Or en cette année 2011, où l’élégante ville aux façades ocrées célèbre son millénaire et son histoire florissante, elle se fait tacler sans pitié par une fondation bernoise qui s’intéresse beaucoup aux descendants de ces Africains vendus à l’encan. Créée il y a six ans dans la capitale fédérale pour la promotion durable et les échanges culturels, Cooperaxion invite vendredi et samedi prochains à Neuchâtel tous les passionnés d’histoire à un tour de ville guidé public et à un débat bilingue sur le thème brûlot: «Notre prospérité est-elle due à la traite des esclaves?» et ce commerce triangulaire transatlantique de sinistre mémoire expliqué plus haut. Parmi les débatteurs, le professeur Albert de Pury, prof émérite de théologie de l’Université de Genève, spécialiste aussi de l’histoire d’Israël et des conflits qui embrasent aujourd’hui le Moyen-Orient. A ses auditeurs ambulants, sa parole deviendra d’or sur le thème de l’esclavagisme lorsqu’on fera halte sur la Place Pury, dédiée à un de ses lointains parents: le baron David (1709-1786), qui avait légué une grande partie de ses biens à la Ville de Neuchâtel. Lui aussi enrichi par les «affaires noires», ce commerçant de haute volée, maître expert de l’évaluation du rapport entre le risque et le produit, fut aussi le banquier du roi du Portugal – alors deuxième nation négrière derrière l’Angleterre. L’essentiel de sa fortune, dont une part fit prospérer l’économie neuchâteloise, provenait des diamants et du bois tropical brésiliens qu’il importait en Europe.

Mais d’autres grandes familles patriciennes du canton sont pareillement soupçonnées d’avoir contribué à son rayonnement avec de l’argent qui sent la soute, la chiourme et le sang: le petit périple pédestre organisé par Cooperaxion vous fera visiter, ou plutôt revisiter sous un angle différent, des lieux, monuments et bâtiments publics – la Bibliothèque, l’Hôtel de Ville, le Rectorat, un digne hôpital - qui furent offerts aux citoyens par les DuPeyrou, les de Coulon, les de Pourtalès…

 

www.cooperaxion.org

079 600 89 15

Tours guidés: vendredi 8 et samedi 9 juillet, à 14 h et à 16 h. au départ de l’Office du tourisme, place du Port, Neuchâtel.

Débat public (bilingue) samedi 9 juillet à 18 h 30, dans les Caves de la Ville, ave.
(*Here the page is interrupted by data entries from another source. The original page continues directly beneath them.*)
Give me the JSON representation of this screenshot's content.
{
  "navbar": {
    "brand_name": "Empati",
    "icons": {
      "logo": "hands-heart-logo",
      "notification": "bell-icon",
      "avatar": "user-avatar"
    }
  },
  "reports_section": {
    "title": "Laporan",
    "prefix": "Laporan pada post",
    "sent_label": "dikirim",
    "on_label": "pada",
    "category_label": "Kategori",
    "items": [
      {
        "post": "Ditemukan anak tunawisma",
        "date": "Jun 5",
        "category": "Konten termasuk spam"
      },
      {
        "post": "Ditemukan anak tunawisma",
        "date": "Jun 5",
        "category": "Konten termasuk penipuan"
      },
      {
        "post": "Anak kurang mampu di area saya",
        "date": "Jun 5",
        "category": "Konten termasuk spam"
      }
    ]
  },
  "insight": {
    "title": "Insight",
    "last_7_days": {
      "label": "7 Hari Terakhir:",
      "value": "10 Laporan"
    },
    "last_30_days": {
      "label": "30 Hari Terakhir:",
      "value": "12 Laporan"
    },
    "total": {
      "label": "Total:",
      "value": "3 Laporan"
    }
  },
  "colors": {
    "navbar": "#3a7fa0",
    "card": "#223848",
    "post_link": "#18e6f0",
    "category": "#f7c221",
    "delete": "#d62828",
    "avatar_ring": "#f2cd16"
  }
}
DuPeyrou 5.

 

 

 

 

 

Navires négriers à noms vaudois

 

Il va sans dire que ces citoyens influents et mécènes de Neuchâtel ne furent pas les seuls Suisses à participer, indirectement ou activement, à ce négoce négrier transatlantique qui flétrit la mémoire de l’Europe entière – sans parler de l’étasunienne… A la fin du XVIIIe siècle, des sociétés bâloises et vaudoises, installées à Nantes ou dans les ports méditerranéens de France, furent tentées par la gageure en dénaturant le chargement de leurs vaisseaux.

Affrétés par un certain Illens Van Berchem à Marseille, trois bâtiments sillonnèrent entre 1790 et 1791 l’océan Indien et l’Atlantique, pour déporter plus de mille esclaves achetés à bas prix à Madagascar afin de les revendre dans le Nouveau Monde. Ces navires avaient des noms francophones qui nous sont douloureusement intimes: Le Ville de Lausanne, Le Pays de Vaud, L’Helvétie

Toutefois, ces pratiques mondialistes avant la lettre, et nauséabondes, furent en Suisse, comme ailleurs en Europe, violemment réprouvées par des sociétés antiesclavagistes actives déjà au XVIIIe siècle, le siècle de Voltaire et Rousseau. Au siècle suivant itou. Mais il a fallu attendre l’an 2001, il y a une pleine décennie, pour que Berne signe, aux côtés de 162 autres nations, la Déclaration de Durban ratifiant que «l’esclavage constitue un crime contre l’humanité». Cela en excipant toutefois de la sacro-sainte neutralité historique de la Suisse et de sa non-intervention en toute traite négrière. Ce point de vue officiel allait soulever d’ardentes polémiques avant d’être un brin rectifié, la même année, par notre ministre des Affaires étrangères Micheline Calmy-Rey.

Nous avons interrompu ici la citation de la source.